「当たり前」と「とんでもない!」の格差Ⅰ
私が20年前、故郷の鹿児島に帰って父の事務所に入ったとき、事務所の経理は「とりあえずコンピュータ会計」のレベルだったように記憶している。
コンピュータ処理はするものの、手書きの帳簿にも総務担当の女性が記入し、ほぼ同じ内容を母も別の帳簿に記入していた。
それを見ていた私は
「えらく無駄なことをしているなあ。

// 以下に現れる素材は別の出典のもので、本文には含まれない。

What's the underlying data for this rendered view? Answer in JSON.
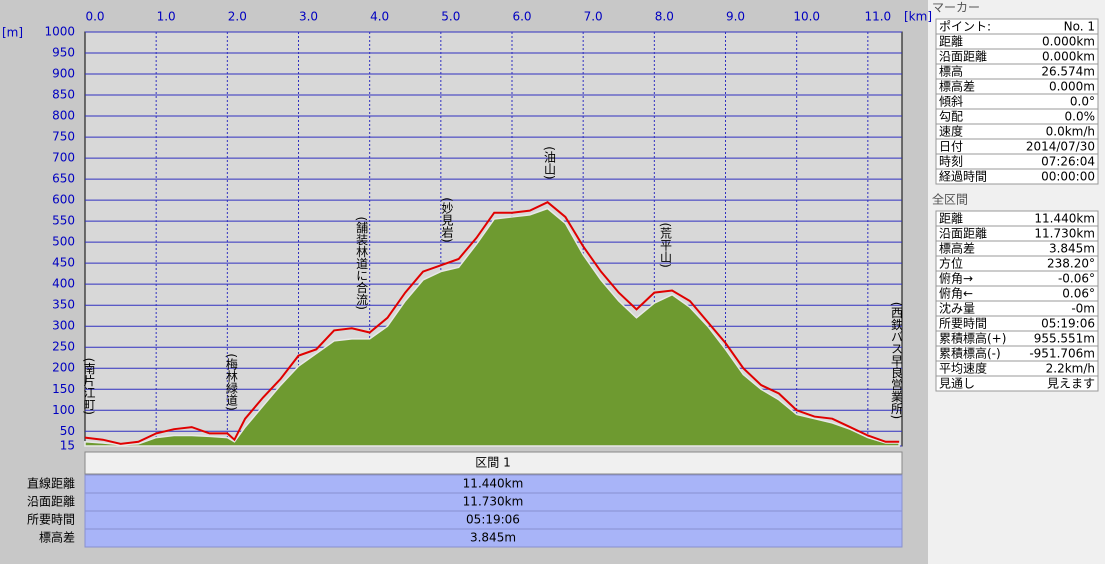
{
  "chart_data": {
    "type": "area-line",
    "x_unit": "[km]",
    "y_unit": "[m]",
    "x": [
      0,
      0.25,
      0.5,
      0.75,
      1,
      1.25,
      1.5,
      1.75,
      2,
      2.1,
      2.25,
      2.5,
      2.75,
      3,
      3.25,
      3.5,
      3.75,
      4,
      4.25,
      4.5,
      4.75,
      5,
      5.25,
      5.5,
      5.75,
      6,
      6.25,
      6.5,
      6.75,
      7,
      7.25,
      7.5,
      7.75,
      8,
      8.25,
      8.5,
      8.75,
      9,
      9.25,
      9.5,
      9.75,
      10,
      10.25,
      10.5,
      10.75,
      11,
      11.25,
      11.44
    ],
    "series": [
      {
        "name": "track",
        "color": "#e00000",
        "values": [
          35,
          30,
          20,
          25,
          45,
          55,
          60,
          45,
          45,
          30,
          80,
          130,
          175,
          230,
          245,
          290,
          295,
          285,
          320,
          380,
          430,
          445,
          460,
          510,
          570,
          570,
          575,
          595,
          560,
          490,
          430,
          380,
          340,
          380,
          385,
          360,
          310,
          260,
          200,
          160,
          140,
          100,
          85,
          80,
          60,
          40,
          25,
          25
        ]
      },
      {
        "name": "terrain",
        "color": "#6e9a30",
        "values": [
          25,
          22,
          18,
          20,
          35,
          40,
          40,
          38,
          35,
          25,
          60,
          110,
          160,
          205,
          235,
          265,
          270,
          270,
          300,
          360,
          410,
          430,
          440,
          495,
          555,
          560,
          565,
          580,
          545,
          470,
          410,
          360,
          320,
          355,
          375,
          345,
          300,
          245,
          185,
          150,
          125,
          90,
          80,
          70,
          55,
          35,
          22,
          22
        ]
      }
    ],
    "xlim": [
      0,
      11.48
    ],
    "ylim": [
      15,
      1000
    ],
    "xticks": [
      {
        "value": 0,
        "label": "0.0"
      },
      {
        "value": 1,
        "label": "1.0"
      },
      {
        "value": 2,
        "label": "2.0"
      },
      {
        "value": 3,
        "label": "3.0"
      },
      {
        "value": 4,
        "label": "4.0"
      },
      {
        "value": 5,
        "label": "5.0"
      },
      {
        "value": 6,
        "label": "6.0"
      },
      {
        "value": 7,
        "label": "7.0"
      },
      {
        "value": 8,
        "label": "8.0"
      },
      {
        "value": 9,
        "label": "9.0"
      },
      {
        "value": 10,
        "label": "10.0"
      },
      {
        "value": 11,
        "label": "11.0"
      }
    ],
    "yticks": [
      1000,
      950,
      900,
      850,
      800,
      750,
      700,
      650,
      600,
      550,
      500,
      450,
      400,
      350,
      300,
      250,
      200,
      150,
      100,
      50,
      15
    ],
    "grid": true,
    "annotations": [
      {
        "text": "(南片江町)",
        "x": 0.05
      },
      {
        "text": "(梅林緑道)",
        "x": 2.05
      },
      {
        "text": "(舗装林道に合流)",
        "x": 3.88
      },
      {
        "text": "(妙見岩)",
        "x": 5.08
      },
      {
        "text": "(油山)",
        "x": 6.52
      },
      {
        "text": "(荒平山)",
        "x": 8.15
      },
      {
        "text": "(西鉄バス早良営業所)",
        "x": 11.45
      }
    ]
  },
  "section_table": {
    "header": "区間 1",
    "rows": [
      [
        "直線距離",
        "11.440km"
      ],
      [
        "沿面距離",
        "11.730km"
      ],
      [
        "所要時間",
        "05:19:06"
      ],
      [
        "標高差",
        "3.845m"
      ]
    ]
  },
  "marker_panel": {
    "title": "マーカー",
    "rows": [
      [
        "ポイント:",
        "No. 1"
      ],
      [
        "距離",
        "0.000km"
      ],
      [
        "沿面距離",
        "0.000km"
      ],
      [
        "標高",
        "26.574m"
      ],
      [
        "標高差",
        "0.000m"
      ],
      [
        "傾斜",
        "0.0°"
      ],
      [
        "勾配",
        "0.0%"
      ],
      [
        "速度",
        "0.0km/h"
      ],
      [
        "日付",
        "2014/07/30"
      ],
      [
        "時刻",
        "07:26:04"
      ],
      [
        "経過時間",
        "00:00:00"
      ]
    ]
  },
  "total_panel": {
    "title": "全区間",
    "rows": [
      [
        "距離",
        "11.440km"
      ],
      [
        "沿面距離",
        "11.730km"
      ],
      [
        "標高差",
        "3.845m"
      ],
      [
        "方位",
        "238.20°"
      ],
      [
        "俯角→",
        "-0.06°"
      ],
      [
        "俯角←",
        "0.06°"
      ],
      [
        "沈み量",
        "-0m"
      ],
      [
        "所要時間",
        "05:19:06"
      ],
      [
        "累積標高(+)",
        "955.551m"
      ],
      [
        "累積標高(-)",
        "-951.706m"
      ],
      [
        "平均速度",
        "2.2km/h"
      ],
      [
        "見通し",
        "見えます"
      ]
    ]
  }
}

」
と思ったことも記憶している。
とにかく、その入力されたデータを元に、確定申告の際に父が手計算で決算を組み申告書を仕上げていたのである。
その後一時、私は父と分かれて隣り町に小さな事務所を持った。
そのときはもうすぐに、事務所には完全にパソコン会計を取り入れた。
それだけでなく、私自身も直接事務所の日常的な経理処理にタッチすることはなくなった。
父の事務所は相変わらずコンピュータと手書きの併用でいっていたようだったが、分かれてしまったということもあり、私のどうこうできる範疇ではないのでその後気にとめることもなかった。
それより私の関心は、顧客へのパソコン会計の導入へと移って行った。
自分の事務所へのパソコン会計の導入は、自分で決めればいいことなので、何ということもなく進めることができたが、顧客への導入は予想していた以上に困難を極めたのである。